The 90-year-old feminine care brand’s trendy new line, Kotex U, is being promoted through a series of ads aimed to poke fun at the tired visual clichés and euphemisms of menstruation we have seen in advertisements for the past five decades. This new product line serves as the brand’s first step in redefining the tone and positioning of the brand by means of encouraging women to change the conversation surrounding feminine care from one of shame and embarrassment to one of open, honest dialogue. ”The way the Kotex brand will be positioned in the future will be very different,” said Andrew Meurer, Vice President of North American Group Brands Feminine/Adult/Senior Care at Kimberly-Clark. “We are changing our brand equity to stand for truth, transparency and progressive vagina care. Moving forward, the tone of the Kotex brand’s marketing will adhere to its new tagline – Break the Cycle.”
The new U by Kotex line, which includes tampons, pads and liners, has a distinctive and edgy attitude that shows in the eye-catching packaging. The U by Kotex product launch is supported by an integrated marketing campaign that includes a product placement on the Tyra Banks Show; a cause-related campaign entitled ‘Declaration of Real Talk’ supporting Girls for a Change; a community-driven Web site; targeted print, TV and online advertising; direct-to-consumer online communications; extensive consumer sampling and retail in-store support.
The TV commercial spots take on a comical, yet frank approach to selling feminine care products: We could describe the young, attractive ethnically ambiguous spokesperson who knows you’ll love her, or other characters of the animal variety, but a lot is lost in translation so view them for yourself.
Along with these self-spoofing commercials (after all, Kotex ran industry-standard ads for years), the new campaign launch includes a community-driven Web site. Visitors to the U by Kotex Web site can sign a “Declaration of Real Talk” (which encourages women to take ownership of their womanhood) and also request freebies of the brand’s new stylish products.
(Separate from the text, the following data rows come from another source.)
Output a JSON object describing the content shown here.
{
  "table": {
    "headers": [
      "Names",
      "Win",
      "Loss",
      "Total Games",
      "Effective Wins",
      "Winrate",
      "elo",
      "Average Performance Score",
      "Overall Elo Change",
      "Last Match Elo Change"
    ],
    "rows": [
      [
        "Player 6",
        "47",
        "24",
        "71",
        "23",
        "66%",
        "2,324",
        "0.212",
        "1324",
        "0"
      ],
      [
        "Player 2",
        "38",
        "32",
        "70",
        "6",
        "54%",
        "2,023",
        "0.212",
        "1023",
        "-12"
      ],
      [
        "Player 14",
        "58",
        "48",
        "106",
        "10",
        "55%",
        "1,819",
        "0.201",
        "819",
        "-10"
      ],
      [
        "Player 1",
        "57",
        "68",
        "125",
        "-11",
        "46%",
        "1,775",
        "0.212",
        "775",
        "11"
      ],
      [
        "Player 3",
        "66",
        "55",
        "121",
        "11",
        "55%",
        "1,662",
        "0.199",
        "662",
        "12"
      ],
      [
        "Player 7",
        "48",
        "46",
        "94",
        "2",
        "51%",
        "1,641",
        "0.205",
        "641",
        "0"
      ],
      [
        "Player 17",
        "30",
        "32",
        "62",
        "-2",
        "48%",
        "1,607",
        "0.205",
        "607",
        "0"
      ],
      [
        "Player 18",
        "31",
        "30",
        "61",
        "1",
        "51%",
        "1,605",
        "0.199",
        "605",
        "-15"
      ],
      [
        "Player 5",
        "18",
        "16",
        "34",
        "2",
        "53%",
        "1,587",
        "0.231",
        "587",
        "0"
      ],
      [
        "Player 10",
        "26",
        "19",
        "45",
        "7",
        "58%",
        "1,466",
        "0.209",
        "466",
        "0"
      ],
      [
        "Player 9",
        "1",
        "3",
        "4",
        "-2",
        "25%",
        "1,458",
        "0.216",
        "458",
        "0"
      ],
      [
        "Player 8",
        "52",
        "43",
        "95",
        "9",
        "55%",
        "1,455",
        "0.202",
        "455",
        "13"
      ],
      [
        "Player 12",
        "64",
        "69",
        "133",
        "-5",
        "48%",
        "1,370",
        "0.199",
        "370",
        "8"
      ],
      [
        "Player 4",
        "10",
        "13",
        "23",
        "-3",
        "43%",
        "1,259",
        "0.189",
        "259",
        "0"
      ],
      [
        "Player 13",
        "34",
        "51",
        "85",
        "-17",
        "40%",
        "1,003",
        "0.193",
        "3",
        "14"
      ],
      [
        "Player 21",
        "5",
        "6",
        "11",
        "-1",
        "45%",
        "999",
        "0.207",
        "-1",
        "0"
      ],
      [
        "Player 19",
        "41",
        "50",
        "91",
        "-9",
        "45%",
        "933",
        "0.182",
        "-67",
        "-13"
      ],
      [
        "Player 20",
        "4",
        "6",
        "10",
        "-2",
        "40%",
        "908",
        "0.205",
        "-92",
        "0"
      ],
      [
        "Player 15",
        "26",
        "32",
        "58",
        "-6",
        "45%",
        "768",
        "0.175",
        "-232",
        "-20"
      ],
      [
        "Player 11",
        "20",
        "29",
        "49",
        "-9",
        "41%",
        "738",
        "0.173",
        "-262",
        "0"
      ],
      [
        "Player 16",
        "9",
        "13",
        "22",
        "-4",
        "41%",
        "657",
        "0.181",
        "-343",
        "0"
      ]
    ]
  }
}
“U by Kotex empowers women and young girls to challenge euphemisms that hide the truth,” stated Aida Flick, Kotex brand director. “As the brand that created the feminine care category more than 90 years ago, it is only appropriate that the Kotex brand is once again taking the lead in empowering women to change the conversation around the importance of women’s health.” The campaign has already made headlines because several networks censored the use of the word “vagina,” as well as other expressions. Will this smart, witty and somewhat controversial campaign break the cycle and transform the discussion? Some would say it already has.